13 Evangelium vitae, 73.

14 Katechismus, 2284.

15 „So gibt Ärgernis, wer Gesetze oder gesellschaftliche Strukturen schafft, die zum Verfall der Sitten und zur Zersetzung des religiösen Lebens führen oder zu ’Gesellschaftsverhältnissen, die - ob gewollt oder nicht - ein den Geboten entsprechendes christliches Verhalten schwierig und praktisch unmöglich machen’ (Pius XII., Ansprache vom 1. Juni 1941)“ (Katechismus, 2286).

16 Vgl. hl. Josefmaria, Christus begegnen, 124.

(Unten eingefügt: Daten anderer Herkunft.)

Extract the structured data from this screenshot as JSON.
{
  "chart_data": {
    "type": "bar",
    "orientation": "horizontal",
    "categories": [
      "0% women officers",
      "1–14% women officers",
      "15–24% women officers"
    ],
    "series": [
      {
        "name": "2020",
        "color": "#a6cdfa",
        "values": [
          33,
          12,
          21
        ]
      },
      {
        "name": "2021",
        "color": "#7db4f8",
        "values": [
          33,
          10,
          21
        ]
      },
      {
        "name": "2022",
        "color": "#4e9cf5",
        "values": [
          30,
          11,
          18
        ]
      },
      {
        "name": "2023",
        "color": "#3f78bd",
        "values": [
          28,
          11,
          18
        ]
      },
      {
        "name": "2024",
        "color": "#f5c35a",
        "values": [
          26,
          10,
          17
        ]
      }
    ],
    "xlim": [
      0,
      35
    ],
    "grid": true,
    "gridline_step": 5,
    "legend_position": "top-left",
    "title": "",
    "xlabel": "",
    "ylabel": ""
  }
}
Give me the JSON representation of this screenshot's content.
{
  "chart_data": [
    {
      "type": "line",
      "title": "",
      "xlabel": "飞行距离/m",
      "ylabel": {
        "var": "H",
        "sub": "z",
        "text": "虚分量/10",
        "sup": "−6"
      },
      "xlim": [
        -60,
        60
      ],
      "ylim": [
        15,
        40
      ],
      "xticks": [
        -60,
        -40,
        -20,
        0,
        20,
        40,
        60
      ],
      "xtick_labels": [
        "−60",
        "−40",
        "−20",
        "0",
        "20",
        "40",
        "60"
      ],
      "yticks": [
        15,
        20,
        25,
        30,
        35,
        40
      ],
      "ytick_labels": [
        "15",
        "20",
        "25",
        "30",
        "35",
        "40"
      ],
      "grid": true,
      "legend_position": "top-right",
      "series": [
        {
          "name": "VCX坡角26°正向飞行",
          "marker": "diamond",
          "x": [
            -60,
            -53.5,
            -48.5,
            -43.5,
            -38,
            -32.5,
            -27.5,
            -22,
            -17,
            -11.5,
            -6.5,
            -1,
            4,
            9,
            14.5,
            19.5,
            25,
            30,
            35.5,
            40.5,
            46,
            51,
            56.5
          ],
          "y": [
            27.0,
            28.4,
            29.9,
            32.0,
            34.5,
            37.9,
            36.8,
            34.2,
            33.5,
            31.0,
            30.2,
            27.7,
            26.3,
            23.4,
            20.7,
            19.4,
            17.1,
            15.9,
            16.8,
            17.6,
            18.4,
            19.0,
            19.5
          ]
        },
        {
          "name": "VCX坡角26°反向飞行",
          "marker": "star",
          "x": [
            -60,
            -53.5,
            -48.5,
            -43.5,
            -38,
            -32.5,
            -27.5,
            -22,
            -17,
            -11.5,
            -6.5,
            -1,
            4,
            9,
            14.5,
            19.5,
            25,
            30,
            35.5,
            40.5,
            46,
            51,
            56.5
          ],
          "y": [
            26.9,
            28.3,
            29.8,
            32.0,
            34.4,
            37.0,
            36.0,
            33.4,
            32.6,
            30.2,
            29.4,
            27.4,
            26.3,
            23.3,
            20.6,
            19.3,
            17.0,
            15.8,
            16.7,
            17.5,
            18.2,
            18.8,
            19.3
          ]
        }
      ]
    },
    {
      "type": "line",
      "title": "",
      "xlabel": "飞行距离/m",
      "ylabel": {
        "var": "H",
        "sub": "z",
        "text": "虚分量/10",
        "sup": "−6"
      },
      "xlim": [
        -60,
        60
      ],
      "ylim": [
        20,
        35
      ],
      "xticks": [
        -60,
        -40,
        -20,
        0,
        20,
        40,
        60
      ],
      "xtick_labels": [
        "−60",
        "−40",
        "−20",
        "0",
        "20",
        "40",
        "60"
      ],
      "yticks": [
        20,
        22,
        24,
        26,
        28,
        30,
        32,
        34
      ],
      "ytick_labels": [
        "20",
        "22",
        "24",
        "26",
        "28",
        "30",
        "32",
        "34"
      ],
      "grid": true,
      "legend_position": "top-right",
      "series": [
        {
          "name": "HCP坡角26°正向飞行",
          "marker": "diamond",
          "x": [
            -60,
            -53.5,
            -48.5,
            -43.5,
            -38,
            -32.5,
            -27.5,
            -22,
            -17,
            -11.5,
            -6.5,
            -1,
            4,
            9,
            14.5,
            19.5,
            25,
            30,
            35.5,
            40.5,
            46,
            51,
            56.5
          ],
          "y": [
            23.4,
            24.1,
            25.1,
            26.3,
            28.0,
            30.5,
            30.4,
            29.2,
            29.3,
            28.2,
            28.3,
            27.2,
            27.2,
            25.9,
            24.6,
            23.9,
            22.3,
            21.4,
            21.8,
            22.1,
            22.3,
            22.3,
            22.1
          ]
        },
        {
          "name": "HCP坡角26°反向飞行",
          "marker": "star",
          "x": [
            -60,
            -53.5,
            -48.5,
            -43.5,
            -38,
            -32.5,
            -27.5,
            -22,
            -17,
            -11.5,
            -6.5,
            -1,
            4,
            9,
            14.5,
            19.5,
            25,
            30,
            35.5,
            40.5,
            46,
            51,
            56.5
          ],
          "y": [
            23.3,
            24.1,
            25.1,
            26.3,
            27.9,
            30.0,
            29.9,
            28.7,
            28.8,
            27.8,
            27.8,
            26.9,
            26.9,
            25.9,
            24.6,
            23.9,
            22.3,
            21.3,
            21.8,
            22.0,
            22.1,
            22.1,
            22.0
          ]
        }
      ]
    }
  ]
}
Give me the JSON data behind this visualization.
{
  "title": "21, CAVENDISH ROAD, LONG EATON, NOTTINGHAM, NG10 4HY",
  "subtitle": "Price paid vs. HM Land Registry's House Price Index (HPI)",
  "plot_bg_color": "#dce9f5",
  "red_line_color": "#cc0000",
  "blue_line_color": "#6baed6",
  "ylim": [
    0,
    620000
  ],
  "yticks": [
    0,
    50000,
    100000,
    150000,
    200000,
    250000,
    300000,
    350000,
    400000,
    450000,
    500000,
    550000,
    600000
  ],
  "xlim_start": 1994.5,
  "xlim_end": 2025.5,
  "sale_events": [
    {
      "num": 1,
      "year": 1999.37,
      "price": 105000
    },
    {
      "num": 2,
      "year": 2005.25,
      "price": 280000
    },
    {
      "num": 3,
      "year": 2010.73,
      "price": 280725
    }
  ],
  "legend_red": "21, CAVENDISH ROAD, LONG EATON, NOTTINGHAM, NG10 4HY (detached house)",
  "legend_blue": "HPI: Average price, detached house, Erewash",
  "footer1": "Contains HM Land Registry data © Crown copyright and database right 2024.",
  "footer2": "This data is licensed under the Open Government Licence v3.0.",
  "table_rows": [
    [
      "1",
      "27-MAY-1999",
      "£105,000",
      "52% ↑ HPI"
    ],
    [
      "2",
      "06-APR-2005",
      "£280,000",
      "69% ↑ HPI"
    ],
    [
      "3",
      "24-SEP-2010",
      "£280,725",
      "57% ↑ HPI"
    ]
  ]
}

17 Papst Franziskus, Fratelli tutti, 255.

18 Das sind die traditionellen Bedingungen, die in der so genannten Lehre vom „gerechten Krieg“ genannt werden. Die Bewertung dieser Voraussetzungen für die moralische Legitimität kommt dem klugen Urteil jener zu, die für das Gemeinwohl zuständig sind (vgl. Katechismus, 2309). Außerdem „ist man sittlich verpflichtet, sich Befehlen, die einen Völkermord anordnen, zu widersetzen“ (Katechismus, 2313)

19 Papst Franziskus, Fratelli tutti, 256-262.